Instaurer un climat de confiance

Pour l’économiste Smail Lalmas, ce rétropédalage de la part de l’Exécutif était «prévisible». «On ne peut pas décider la levée des subventions dans la situation actuelle. Il faut installer un climat de confiance. Au moment où tout le monde revoit le système de taxes et d’impôts pour un allégement, chez nous, on fait le contraire. La crise est réelle et la chute du pouvoir d’achat est là avec la hausse généralisée des prix et la dégringolade du dinar par rapport aux monnaies étrangères.

Ceci dit, ce sont là des mesures très minimes», a-t-il expliqué. Lalmas considère que le gouvernement doit prendre des «initiatives beaucoup plus importantes pour soulager les franges les plus vulnérables de la société et régler le problème». Il recommande, par exemple, de «réaménager le taux de la TVA qui va falloir faire passer de 19 à 9%», et de «revoir les salaires dans les meilleurs délais».

Il affirmera dans la foulée qu’il faut également «revaloriser les pensions de retraite» car «les engagements du pouvoir n’ont pas été respectés» sur ce registre. Il en est de même pour les chômeurs. «Notre économie n’arrive pas à absorber le chômage qui atteint des proportions de plus en plus importantes.
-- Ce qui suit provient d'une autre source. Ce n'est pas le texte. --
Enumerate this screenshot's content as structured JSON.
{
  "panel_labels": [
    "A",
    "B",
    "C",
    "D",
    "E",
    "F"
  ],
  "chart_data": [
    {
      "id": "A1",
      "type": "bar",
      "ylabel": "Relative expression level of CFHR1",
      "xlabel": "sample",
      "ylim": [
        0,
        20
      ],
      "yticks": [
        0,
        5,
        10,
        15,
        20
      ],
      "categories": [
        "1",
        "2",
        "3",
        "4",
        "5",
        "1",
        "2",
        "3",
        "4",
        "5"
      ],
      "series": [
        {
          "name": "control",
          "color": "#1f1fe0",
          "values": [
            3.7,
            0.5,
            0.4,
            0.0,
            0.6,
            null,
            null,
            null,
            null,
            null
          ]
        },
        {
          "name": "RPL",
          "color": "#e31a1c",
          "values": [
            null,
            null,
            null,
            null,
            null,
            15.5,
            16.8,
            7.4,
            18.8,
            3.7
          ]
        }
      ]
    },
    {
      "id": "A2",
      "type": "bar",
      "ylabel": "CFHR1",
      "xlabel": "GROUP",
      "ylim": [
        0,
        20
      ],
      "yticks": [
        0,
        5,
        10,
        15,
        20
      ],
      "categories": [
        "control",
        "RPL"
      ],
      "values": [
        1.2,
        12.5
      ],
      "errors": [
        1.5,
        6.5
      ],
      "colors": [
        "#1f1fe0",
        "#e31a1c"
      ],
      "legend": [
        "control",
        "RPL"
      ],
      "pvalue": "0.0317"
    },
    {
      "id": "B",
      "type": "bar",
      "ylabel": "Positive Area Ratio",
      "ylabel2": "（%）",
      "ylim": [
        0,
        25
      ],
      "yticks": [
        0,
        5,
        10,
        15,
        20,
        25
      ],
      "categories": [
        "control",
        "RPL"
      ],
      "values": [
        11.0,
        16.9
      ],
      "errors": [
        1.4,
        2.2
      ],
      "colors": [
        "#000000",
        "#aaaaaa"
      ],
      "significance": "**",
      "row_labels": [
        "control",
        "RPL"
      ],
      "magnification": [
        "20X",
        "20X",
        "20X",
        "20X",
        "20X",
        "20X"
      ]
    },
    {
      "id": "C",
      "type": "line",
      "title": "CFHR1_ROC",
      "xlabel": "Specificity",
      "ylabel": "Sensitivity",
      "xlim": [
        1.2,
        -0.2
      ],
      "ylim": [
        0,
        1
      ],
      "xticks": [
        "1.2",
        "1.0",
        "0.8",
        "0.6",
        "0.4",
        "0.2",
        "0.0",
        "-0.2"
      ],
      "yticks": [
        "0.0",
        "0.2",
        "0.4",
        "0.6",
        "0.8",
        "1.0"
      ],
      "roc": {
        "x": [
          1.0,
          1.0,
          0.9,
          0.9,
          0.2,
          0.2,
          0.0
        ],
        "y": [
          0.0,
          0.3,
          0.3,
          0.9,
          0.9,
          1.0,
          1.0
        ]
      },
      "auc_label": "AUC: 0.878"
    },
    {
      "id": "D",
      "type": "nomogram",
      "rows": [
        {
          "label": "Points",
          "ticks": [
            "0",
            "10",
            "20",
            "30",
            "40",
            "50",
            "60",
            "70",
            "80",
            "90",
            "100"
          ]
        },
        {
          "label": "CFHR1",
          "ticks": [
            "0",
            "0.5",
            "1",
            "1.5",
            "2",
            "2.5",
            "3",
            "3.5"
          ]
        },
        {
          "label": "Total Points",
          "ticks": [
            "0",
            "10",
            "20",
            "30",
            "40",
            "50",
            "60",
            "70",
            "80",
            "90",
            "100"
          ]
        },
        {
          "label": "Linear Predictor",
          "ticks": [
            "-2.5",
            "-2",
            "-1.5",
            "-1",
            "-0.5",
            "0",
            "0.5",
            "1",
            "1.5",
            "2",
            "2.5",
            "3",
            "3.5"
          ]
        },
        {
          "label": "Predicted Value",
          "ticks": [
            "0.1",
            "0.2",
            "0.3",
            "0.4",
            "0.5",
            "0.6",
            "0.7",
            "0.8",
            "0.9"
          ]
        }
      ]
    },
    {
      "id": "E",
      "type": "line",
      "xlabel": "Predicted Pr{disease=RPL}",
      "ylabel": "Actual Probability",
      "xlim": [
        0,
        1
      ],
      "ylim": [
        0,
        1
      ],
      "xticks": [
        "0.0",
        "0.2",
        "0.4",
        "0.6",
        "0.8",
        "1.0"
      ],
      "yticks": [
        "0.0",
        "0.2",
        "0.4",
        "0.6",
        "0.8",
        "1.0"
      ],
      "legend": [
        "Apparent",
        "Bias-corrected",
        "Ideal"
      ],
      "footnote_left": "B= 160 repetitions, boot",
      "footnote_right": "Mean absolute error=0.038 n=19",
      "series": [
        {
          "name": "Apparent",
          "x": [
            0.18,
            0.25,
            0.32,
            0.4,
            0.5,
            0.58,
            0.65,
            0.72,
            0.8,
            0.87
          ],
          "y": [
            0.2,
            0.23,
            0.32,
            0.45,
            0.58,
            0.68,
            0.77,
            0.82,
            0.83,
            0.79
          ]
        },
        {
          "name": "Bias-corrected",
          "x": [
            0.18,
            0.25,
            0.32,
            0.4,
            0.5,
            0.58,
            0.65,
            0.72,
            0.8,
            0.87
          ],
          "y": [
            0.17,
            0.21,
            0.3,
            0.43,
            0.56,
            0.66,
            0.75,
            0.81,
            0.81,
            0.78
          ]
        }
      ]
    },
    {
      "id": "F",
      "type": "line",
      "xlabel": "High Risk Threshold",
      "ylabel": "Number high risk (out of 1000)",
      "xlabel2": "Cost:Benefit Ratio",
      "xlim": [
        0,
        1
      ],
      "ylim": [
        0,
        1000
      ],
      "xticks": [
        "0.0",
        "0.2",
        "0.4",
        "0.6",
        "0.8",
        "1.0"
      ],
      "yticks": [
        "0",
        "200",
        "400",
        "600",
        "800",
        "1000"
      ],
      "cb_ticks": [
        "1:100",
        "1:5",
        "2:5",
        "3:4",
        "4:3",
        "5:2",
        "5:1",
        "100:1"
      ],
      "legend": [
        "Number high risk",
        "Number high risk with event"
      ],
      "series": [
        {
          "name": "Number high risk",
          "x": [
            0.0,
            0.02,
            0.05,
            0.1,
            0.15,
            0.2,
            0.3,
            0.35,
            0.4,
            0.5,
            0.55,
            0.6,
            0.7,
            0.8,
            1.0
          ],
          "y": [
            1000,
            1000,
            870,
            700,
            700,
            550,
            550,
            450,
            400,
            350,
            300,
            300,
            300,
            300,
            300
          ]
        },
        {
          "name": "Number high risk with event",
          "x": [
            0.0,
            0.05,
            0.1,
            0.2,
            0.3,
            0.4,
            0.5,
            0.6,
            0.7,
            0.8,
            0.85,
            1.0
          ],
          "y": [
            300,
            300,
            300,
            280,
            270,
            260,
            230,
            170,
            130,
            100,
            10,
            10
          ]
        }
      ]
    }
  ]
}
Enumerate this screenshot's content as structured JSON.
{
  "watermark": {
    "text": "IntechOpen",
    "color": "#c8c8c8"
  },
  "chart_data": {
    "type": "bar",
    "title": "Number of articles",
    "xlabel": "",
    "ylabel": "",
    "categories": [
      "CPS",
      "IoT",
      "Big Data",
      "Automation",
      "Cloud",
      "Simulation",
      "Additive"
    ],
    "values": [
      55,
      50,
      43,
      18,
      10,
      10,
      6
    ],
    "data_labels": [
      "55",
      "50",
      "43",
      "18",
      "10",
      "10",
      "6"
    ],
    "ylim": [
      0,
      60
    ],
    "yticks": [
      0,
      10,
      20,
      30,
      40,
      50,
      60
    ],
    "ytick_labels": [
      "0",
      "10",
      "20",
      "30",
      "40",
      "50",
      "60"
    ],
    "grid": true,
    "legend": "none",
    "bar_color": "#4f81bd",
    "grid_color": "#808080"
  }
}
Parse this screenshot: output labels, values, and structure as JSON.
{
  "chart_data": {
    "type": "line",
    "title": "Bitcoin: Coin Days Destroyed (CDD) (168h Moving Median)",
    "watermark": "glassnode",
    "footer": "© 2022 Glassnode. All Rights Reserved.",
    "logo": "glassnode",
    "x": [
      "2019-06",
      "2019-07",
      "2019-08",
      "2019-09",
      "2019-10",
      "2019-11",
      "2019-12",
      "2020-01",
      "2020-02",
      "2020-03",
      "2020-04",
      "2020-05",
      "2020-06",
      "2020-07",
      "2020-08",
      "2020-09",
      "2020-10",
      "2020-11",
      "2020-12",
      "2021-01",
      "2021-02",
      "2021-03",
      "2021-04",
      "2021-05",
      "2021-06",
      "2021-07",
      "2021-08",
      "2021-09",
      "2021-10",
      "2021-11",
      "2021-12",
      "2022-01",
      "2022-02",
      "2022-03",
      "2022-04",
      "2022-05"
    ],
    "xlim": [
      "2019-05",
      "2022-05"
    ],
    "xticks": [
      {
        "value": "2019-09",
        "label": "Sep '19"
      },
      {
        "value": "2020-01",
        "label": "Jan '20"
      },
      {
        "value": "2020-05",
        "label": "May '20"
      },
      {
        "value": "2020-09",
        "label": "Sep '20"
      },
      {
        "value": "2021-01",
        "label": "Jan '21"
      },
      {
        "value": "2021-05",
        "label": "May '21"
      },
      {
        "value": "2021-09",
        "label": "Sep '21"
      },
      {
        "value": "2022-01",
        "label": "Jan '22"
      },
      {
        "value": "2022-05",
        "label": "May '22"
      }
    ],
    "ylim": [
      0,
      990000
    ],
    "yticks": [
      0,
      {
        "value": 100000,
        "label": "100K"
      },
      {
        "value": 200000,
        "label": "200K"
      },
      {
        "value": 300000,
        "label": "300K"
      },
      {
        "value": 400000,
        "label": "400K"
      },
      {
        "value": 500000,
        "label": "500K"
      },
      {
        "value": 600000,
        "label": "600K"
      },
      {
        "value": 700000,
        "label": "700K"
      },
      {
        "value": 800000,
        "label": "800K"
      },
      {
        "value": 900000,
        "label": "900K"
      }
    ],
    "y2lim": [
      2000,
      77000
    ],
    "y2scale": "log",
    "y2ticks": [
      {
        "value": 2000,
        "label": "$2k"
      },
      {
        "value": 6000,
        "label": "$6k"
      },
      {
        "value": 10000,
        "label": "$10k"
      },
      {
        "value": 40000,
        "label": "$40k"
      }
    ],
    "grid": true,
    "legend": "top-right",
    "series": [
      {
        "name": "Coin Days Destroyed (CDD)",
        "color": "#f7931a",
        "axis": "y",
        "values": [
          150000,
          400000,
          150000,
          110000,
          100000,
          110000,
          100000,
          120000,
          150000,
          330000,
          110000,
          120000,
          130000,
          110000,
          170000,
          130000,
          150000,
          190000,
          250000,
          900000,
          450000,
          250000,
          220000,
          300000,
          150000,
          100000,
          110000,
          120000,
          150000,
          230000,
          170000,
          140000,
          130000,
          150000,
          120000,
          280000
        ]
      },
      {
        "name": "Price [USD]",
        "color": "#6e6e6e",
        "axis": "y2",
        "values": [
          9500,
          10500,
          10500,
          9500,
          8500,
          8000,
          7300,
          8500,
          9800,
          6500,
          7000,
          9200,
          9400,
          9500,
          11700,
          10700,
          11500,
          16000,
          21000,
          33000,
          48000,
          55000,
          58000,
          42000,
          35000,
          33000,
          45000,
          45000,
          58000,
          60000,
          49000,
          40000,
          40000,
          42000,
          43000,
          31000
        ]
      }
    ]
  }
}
Ce pouvoir a le devoir d’assurer une allocation chômage pour aider les sans-emploi à supporter la détresse dans laquelle ils se trouvent.

Par ailleurs, il faut également instaurer un climat de confiance aux investisseurs pour créer de la richesse. Mais tant que la crise politique n’est pas surmontée, le climat de confiance ne sera pas au rendez-vous. Pas de confiance, pas de business», a-t-il considéré, avant de lâcher : «Il faut renouer avec l’espoir.» En somme, il est à se demander si le gouvernement a manqué de sens d’anticipation ?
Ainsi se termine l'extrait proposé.